Before being added as an authorized user, make sure the card issuer will report credit activity in your name to at least one of the three major credit bureaus. Some card issuers just report information for the primary cardholder.
Also, be aware that if the primary cardholder makes late payments or misses payments, it can harm your credit record. This negative activity will show up on your credit report — and could drag down your credit score — even though you’re the authorized user and had no responsibility for those payments.
Tips for maintaining good credit
If you are able to get a credit card or loan, it’s vital to maintain a positive credit history. Otherwise, the hard work you put in to obtain credit could be weakened.
Here are three tips for maintaining good credit.
1. Carefully manage your credit
Ramirez, the Amegy Bank manager, emphasized that while making on-time payments can help your credit record, making late payments or missing them altogether can hurt it.
“Credit cards can be easily maintained when you use them for purchases you know you would normally make in a month and pay off at the end of the month,” Ramirez said.
For example, you might use a credit card to buy a cup of coffee, fill up your gas tank or dine at a restaurant.
2. Seek help
Don’t be ashamed to ask for help with obtaining a credit card.
Ramirez encourages his customers to approach him if they have credit questions or when something doesn’t make sense.
“For those who may need assistance or caretaking, or for those who may just want an extra set of ears and eyes nearby, bring someone along who you trust and are comfortable with them weighing in on the conversation,” he said. “Applying for a credit card is an important life event, especially if it is your first credit card.”
“There’s so few programs out there that help teach young people — disabled or not — how to manage credit.

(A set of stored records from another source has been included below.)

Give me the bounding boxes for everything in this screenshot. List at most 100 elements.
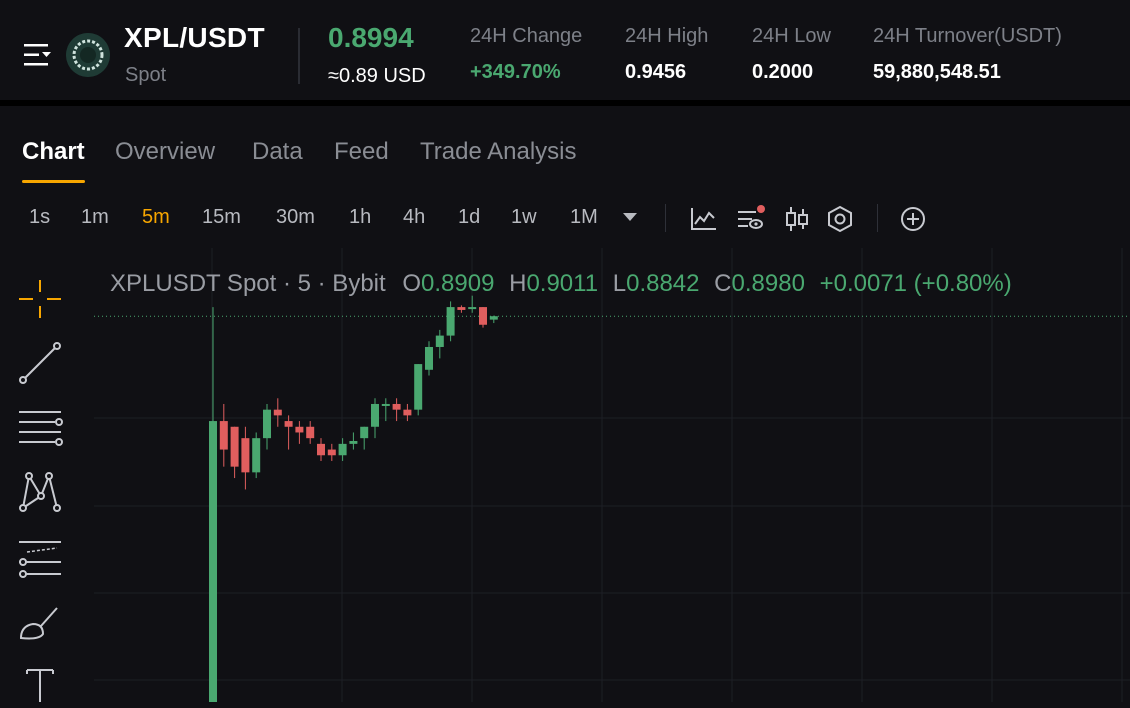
interval-1h[interactable]: 1h [349,206,372,228]
text-icon[interactable] [17,662,63,708]
candle[interactable] [209,307,217,702]
candle[interactable] [403,403,412,422]
candle[interactable] [435,329,444,359]
legend-close-value: 0.8980 [731,270,805,297]
candle[interactable] [338,438,347,461]
candle[interactable] [446,301,455,342]
interval-1m[interactable]: 1m [81,206,109,228]
candle-body [327,449,336,456]
legend-low-label: L [612,270,627,297]
stat-24h-high-value: 0.9456 [625,61,687,83]
indicators-icon[interactable] [689,204,719,234]
candle[interactable] [349,432,358,450]
stat-24h-turnover-value: 59,880,548.51 [873,61,1001,83]
crosshair-icon[interactable] [17,276,63,322]
candle[interactable] [479,307,487,328]
candle-body [446,307,455,336]
content-tabs: Chart Overview Data Feed Trade Analysis [0,112,1130,192]
candle[interactable] [295,421,304,444]
candle[interactable] [414,364,423,416]
add-icon[interactable] [898,204,928,234]
candle-body [403,409,412,416]
candle-body [349,441,358,444]
candle-style-icon[interactable] [782,204,812,234]
candle[interactable] [241,426,250,490]
pair-name[interactable]: XPL/USDT [124,22,265,53]
tab-trade-analysis[interactable]: Trade Analysis [420,138,577,165]
candle-body [306,426,315,439]
candle[interactable] [371,398,379,439]
candle[interactable] [219,403,228,467]
interval-1s[interactable]: 1s [29,206,51,228]
candle[interactable] [306,421,315,444]
candle-body [392,403,401,410]
candle[interactable] [425,341,433,376]
legend-change: +0.0071 (+0.80%) [819,270,1012,297]
candle-body [435,335,444,347]
candlestick-chart[interactable] [94,248,1130,702]
candle[interactable] [284,415,293,450]
chart-settings-icon[interactable] [735,204,765,234]
candle-body [252,438,261,473]
header-divider [298,28,300,84]
interval-1M[interactable]: 1M [570,206,598,228]
interval-1d[interactable]: 1d [458,206,481,228]
candle[interactable] [263,403,271,450]
candle-body [263,409,271,439]
interval-5m[interactable]: 5m [142,206,170,228]
brush-icon[interactable] [17,600,63,646]
candle[interactable] [489,315,498,324]
stat-24h-change-label: 24H Change [470,25,583,47]
interval-30m[interactable]: 30m [276,206,315,228]
candle[interactable] [468,295,477,313]
toolbar-divider [665,204,666,232]
drawing-toolbar [0,262,82,702]
candle-body [284,421,293,427]
toolbar-divider-2 [877,204,878,232]
fib-tool-icon[interactable] [17,536,63,582]
tab-chart[interactable]: Chart [22,138,85,165]
stat-24h-low-label: 24H Low [752,25,831,47]
candle[interactable] [392,398,401,422]
trend-line-icon[interactable] [17,340,63,386]
candle-body [479,307,487,325]
candle-body [457,307,466,310]
tab-overview[interactable]: Overview [115,138,216,165]
price-usd: ≈0.89 USD [328,65,426,87]
candle-body [230,426,239,467]
candle[interactable] [252,432,261,479]
menu-icon[interactable] [24,42,52,68]
candle[interactable] [360,426,369,450]
last-price: 0.8994 [328,22,414,53]
candle-body [317,443,325,456]
coin-logo-icon [66,33,110,77]
settings-hexagon-icon[interactable] [825,204,855,234]
candle-body [209,421,217,702]
candle[interactable] [381,398,390,422]
candle[interactable] [457,305,466,313]
candle[interactable] [230,426,239,479]
candle-body [241,438,250,473]
candle-body [468,307,477,310]
tab-feed[interactable]: Feed [334,138,389,165]
ohlc-legend: XPLUSDT Spot · 5 · Bybit O0.8909 H0.9011… [110,270,1012,298]
interval-15m[interactable]: 15m [202,206,241,228]
stat-24h-turnover-label: 24H Turnover(USDT) [873,25,1062,47]
chevron-down-icon[interactable] [619,206,641,228]
candle-body [425,346,433,370]
legend-open-value: 0.8909 [421,270,495,297]
pattern-icon[interactable] [17,470,63,516]
legend-open-label: O [402,270,422,297]
stat-24h-low-value: 0.2000 [752,61,814,83]
candle-body [338,443,347,456]
interval-1w[interactable]: 1w [511,206,537,228]
candle[interactable] [317,438,325,461]
candle-body [414,364,423,410]
candle[interactable] [273,398,282,427]
interval-toolbar: 1s 1m 5m 15m 30m 1h 4h 1d 1w 1M [0,196,1130,242]
legend-high-label: H [509,270,527,297]
horizontal-lines-icon[interactable] [17,406,63,452]
tab-data[interactable]: Data [252,138,303,165]
interval-4h[interactable]: 4h [403,206,426,228]
candle[interactable] [327,443,336,461]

Financial literacy in this country is terrible. It’s just horrible,” said Charlie Massimo of Blue Point, New York, senior vice president of Wealth Enhancement Group and the father of two 23-year-old sons with autism.
Massimo believes there should be a federally mandated program that teaches people with disabilities and their guardians how to build and manage credit.
3. Don’t be discouraged
If your credit application is rejected, don’t let it get you down.
You should receive a letter spelling out the reasons why your application was denied, according to Ramirez. Review those reasons, then work on making improvements that will boost your chances of being approved the next time around. Furthermore, if you do have a credit history, be sure to regularly go over your credit report. This enables you to spot any issues or errors that are preventing you from obtaining credit, and can alert you if someone has fraudulently opened an account in your name.